I will not attempt to invent feminism.

I will not attempt to invent vaccines.

I will not attempt to invent the germ theory of disease.

I will accept, generally, that I understand nothing about modern medicine, and that anything I say or do will help absolutely no one and might make people think I'm a witch.

That said, if I can actually do something to save somebody's life, I will.

I will express no doubts regarding the efficacy of bloodletting; in general, I will enthusiastically align myself with humor theory. Bile, man, am I right? (It will help that I already low-level believe in humor theory. Do I know it's been discredited? Yes. Do I avoid eating mustard when I'm in a bad mood? Religiously.)

I will figure out exactly what the deal was with Will Kempe and the Lord Chamberlain's Men. Any breakup that ends in one of the parties Morris dancing to Norwich must be a really good story.
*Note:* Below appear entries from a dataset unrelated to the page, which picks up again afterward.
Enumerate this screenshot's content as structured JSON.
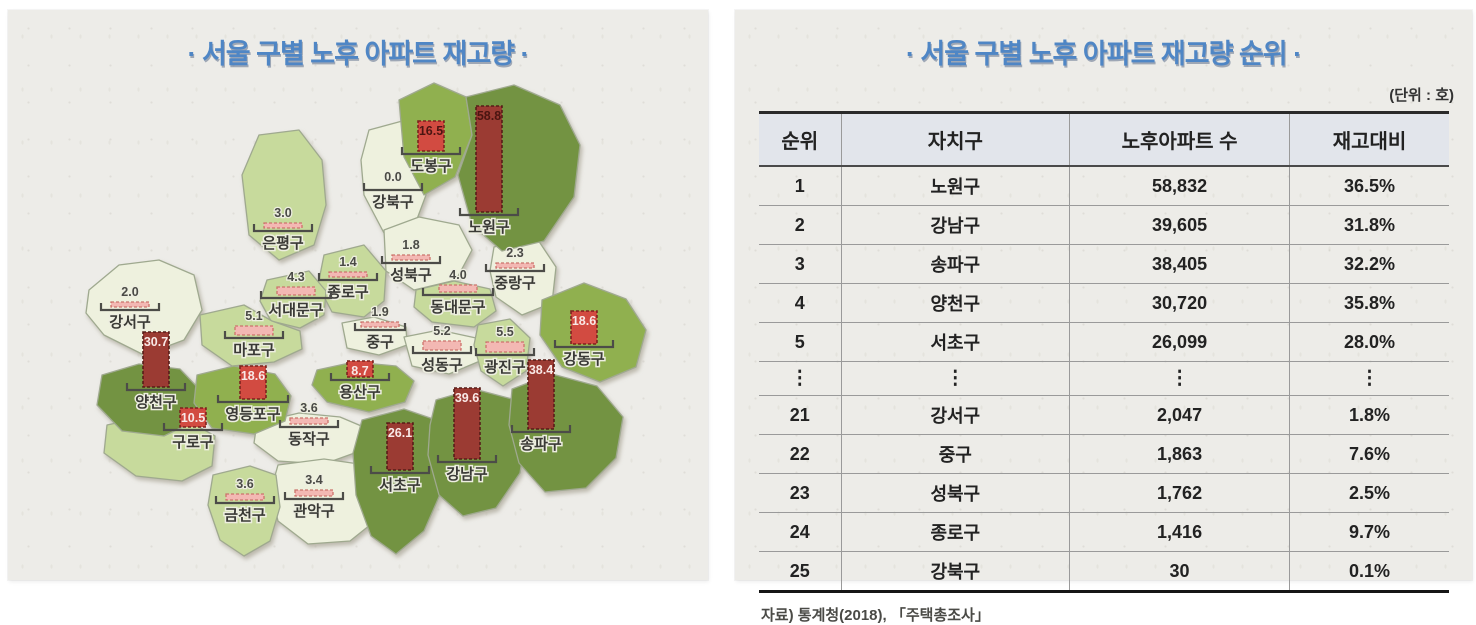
{
  "map": {
    "title": "· 서울 구별 노후 아파트 재고량 ·",
    "districts": [
      {
        "name": "강서구",
        "value": 2.0,
        "band": "pale",
        "bar": "pink"
      },
      {
        "name": "은평구",
        "value": 3.0,
        "band": "light",
        "bar": "pink"
      },
      {
        "name": "강북구",
        "value": 0.0,
        "band": "pale",
        "bar": "none"
      },
      {
        "name": "성북구",
        "value": 1.8,
        "band": "pale",
        "bar": "pink"
      },
      {
        "name": "중랑구",
        "value": 2.3,
        "band": "pale",
        "bar": "pink"
      },
      {
        "name": "종로구",
        "value": 1.4,
        "band": "light",
        "bar": "pink"
      },
      {
        "name": "동대문구",
        "value": 4.0,
        "band": "light",
        "bar": "pink"
      },
      {
        "name": "서대문구",
        "value": 4.3,
        "band": "light",
        "bar": "pink"
      },
      {
        "name": "마포구",
        "value": 5.1,
        "band": "light",
        "bar": "pink"
      },
      {
        "name": "중구",
        "value": 1.9,
        "band": "pale",
        "bar": "pink"
      },
      {
        "name": "성동구",
        "value": 5.2,
        "band": "pale",
        "bar": "pink"
      },
      {
        "name": "광진구",
        "value": 5.5,
        "band": "light",
        "bar": "pink"
      },
      {
        "name": "동작구",
        "value": 3.6,
        "band": "pale",
        "bar": "pink"
      },
      {
        "name": "관악구",
        "value": 3.4,
        "band": "pale",
        "bar": "pink"
      },
      {
        "name": "금천구",
        "value": 3.6,
        "band": "light",
        "bar": "pink"
      },
      {
        "name": "구로구",
        "value": 10.5,
        "band": "light",
        "bar": "red"
      },
      {
        "name": "도봉구",
        "value": 16.5,
        "band": "medium",
        "bar": "red",
        "dark_text": true
      },
      {
        "name": "노원구",
        "value": 58.8,
        "band": "dark",
        "bar": "maroon",
        "dark_text": true
      },
      {
        "name": "강동구",
        "value": 18.6,
        "band": "medium",
        "bar": "red"
      },
      {
        "name": "양천구",
        "value": 30.7,
        "band": "dark",
        "bar": "maroon"
      },
      {
        "name": "영등포구",
        "value": 18.6,
        "band": "medium",
        "bar": "red"
      },
      {
        "name": "용산구",
        "value": 8.7,
        "band": "medium",
        "bar": "red"
      },
      {
        "name": "서초구",
        "value": 26.1,
        "band": "dark",
        "bar": "maroon"
      },
      {
        "name": "강남구",
        "value": 39.6,
        "band": "dark",
        "bar": "maroon"
      },
      {
        "name": "송파구",
        "value": 38.4,
        "band": "dark",
        "bar": "maroon"
      }
    ]
  },
  "table": {
    "title": "· 서울 구별 노후 아파트 재고량 순위 ·",
    "unit": "(단위 : 호)",
    "columns": [
      "순위",
      "자치구",
      "노후아파트 수",
      "재고대비"
    ],
    "rows": [
      [
        "1",
        "노원구",
        "58,832",
        "36.5%"
      ],
      [
        "2",
        "강남구",
        "39,605",
        "31.8%"
      ],
      [
        "3",
        "송파구",
        "38,405",
        "32.2%"
      ],
      [
        "4",
        "양천구",
        "30,720",
        "35.8%"
      ],
      [
        "5",
        "서초구",
        "26,099",
        "28.0%"
      ],
      [
        "⋮",
        "⋮",
        "⋮",
        "⋮"
      ],
      [
        "21",
        "강서구",
        "2,047",
        "1.8%"
      ],
      [
        "22",
        "중구",
        "1,863",
        "7.6%"
      ],
      [
        "23",
        "성북구",
        "1,762",
        "2.5%"
      ],
      [
        "24",
        "종로구",
        "1,416",
        "9.7%"
      ],
      [
        "25",
        "강북구",
        "30",
        "0.1%"
      ]
    ],
    "source": "자료) 통계청(2018), 「주택총조사」"
  },
  "colors": {
    "title_blue": "#4f86c5",
    "panel_bg": "#edece8",
    "band_pale": "#eef1de",
    "band_light": "#c7da9c",
    "band_medium": "#90b050",
    "band_dark": "#739342",
    "bar_maroon": "#9b3b33",
    "bar_red": "#d24b41",
    "bar_pink": "#f3b8b3",
    "table_header_bg": "#e2e5eb"
  },
  "chart_data": [
    {
      "type": "heatmap",
      "subtype": "choropleth-map-with-bars",
      "title": "서울 구별 노후 아파트 재고량",
      "categories": [
        "강서구",
        "은평구",
        "강북구",
        "성북구",
        "중랑구",
        "종로구",
        "동대문구",
        "서대문구",
        "마포구",
        "중구",
        "성동구",
        "광진구",
        "동작구",
        "관악구",
        "금천구",
        "구로구",
        "도봉구",
        "노원구",
        "강동구",
        "양천구",
        "영등포구",
        "용산구",
        "서초구",
        "강남구",
        "송파구"
      ],
      "values": [
        2.0,
        3.0,
        0.0,
        1.8,
        2.3,
        1.4,
        4.0,
        4.3,
        5.1,
        1.9,
        5.2,
        5.5,
        3.6,
        3.4,
        3.6,
        10.5,
        16.5,
        58.8,
        18.6,
        30.7,
        18.6,
        8.7,
        26.1,
        39.6,
        38.4
      ],
      "legend_position": "none"
    },
    {
      "type": "table",
      "title": "서울 구별 노후 아파트 재고량 순위",
      "unit": "(단위 : 호)",
      "columns": [
        "순위",
        "자치구",
        "노후아파트 수",
        "재고대비"
      ],
      "rows": [
        [
          "1",
          "노원구",
          "58,832",
          "36.5%"
        ],
        [
          "2",
          "강남구",
          "39,605",
          "31.8%"
        ],
        [
          "3",
          "송파구",
          "38,405",
          "32.2%"
        ],
        [
          "4",
          "양천구",
          "30,720",
          "35.8%"
        ],
        [
          "5",
          "서초구",
          "26,099",
          "28.0%"
        ],
        [
          "⋮",
          "⋮",
          "⋮",
          "⋮"
        ],
        [
          "21",
          "강서구",
          "2,047",
          "1.8%"
        ],
        [
          "22",
          "중구",
          "1,863",
          "7.6%"
        ],
        [
          "23",
          "성북구",
          "1,762",
          "2.5%"
        ],
        [
          "24",
          "종로구",
          "1,416",
          "9.7%"
        ],
        [
          "25",
          "강북구",
          "30",
          "0.1%"
        ]
      ],
      "source": "자료) 통계청(2018), 「주택총조사」"
    }
  ]
}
I will remember that Shakespeare has not yet written Measure for Measure, All's Well that Ends Well, King Lear, Timon of Athens, Macbeth, Antony & Cleopatra, Pericles, Coriolanus, Cymbeline, The Tempest, or Two Noble Kinsmen. I will make no reference to any of these plays. I will be wary of mentioning Twelfth Night, Troilus and Cressida, and Hamlet, all of which date to 1601 +/- a couple years. I will under no circumstances reference any of his sonnets at all; none of them have yet been published.

Anything by Kit Marlowe is fair game, though; he's already dead.

When I attempt to place evidence of myself in the historical record, I will do so subtly and with as little true anachronism as possible.

I will be extremely polite to Richard Burbage.

If I meet Edward de Vere, I will punch him in the face, and I will refuse to explain why. I may or may not seek him out for this express purpose.


  1. Delightful! You are well-prepared to visit 1601!

  2. Your last one made me laugh, today.

    I have found out why some people used to think Francis Bacon wrote Shakespeare! It's because he quotes Shakespeare before Shakespeare was published. This is actually because he lived at Gray's Inn and went to the theatre all the time and had good taste.

    1. glad I could do you some good, today of all days.

      What a strange argument! As evidence it’s more persuasive than honorificabilitudinitatibus, but—as you say—the obvious answer to "how is he quoting unpublished plays?" is surely "he goes to the theatre often." (Or Bacon was a time traveler; I’m always prepared to believe the science-fictional explanation over the anti-Statfordian one.)

    2. I have thought before that if people in general knew more about Francis Bacon I would write a story where he time travels to Oxford or Cambridge in the late C.20 and has things explained to him in a typical traveller-in-utopia style, and he understands some part of it, and then they end up watching Shakespeare. Because reading him, especially the Novum Organon really is much more like somebody who had a muddled vision of the real future than seems plausible.

      But he wasn't Shakespeare.

    3. I'd read that story, FWIW, even though I don't know anything about Bacon. People can always be inspired to learn, and anyway there's never too many time travel stories.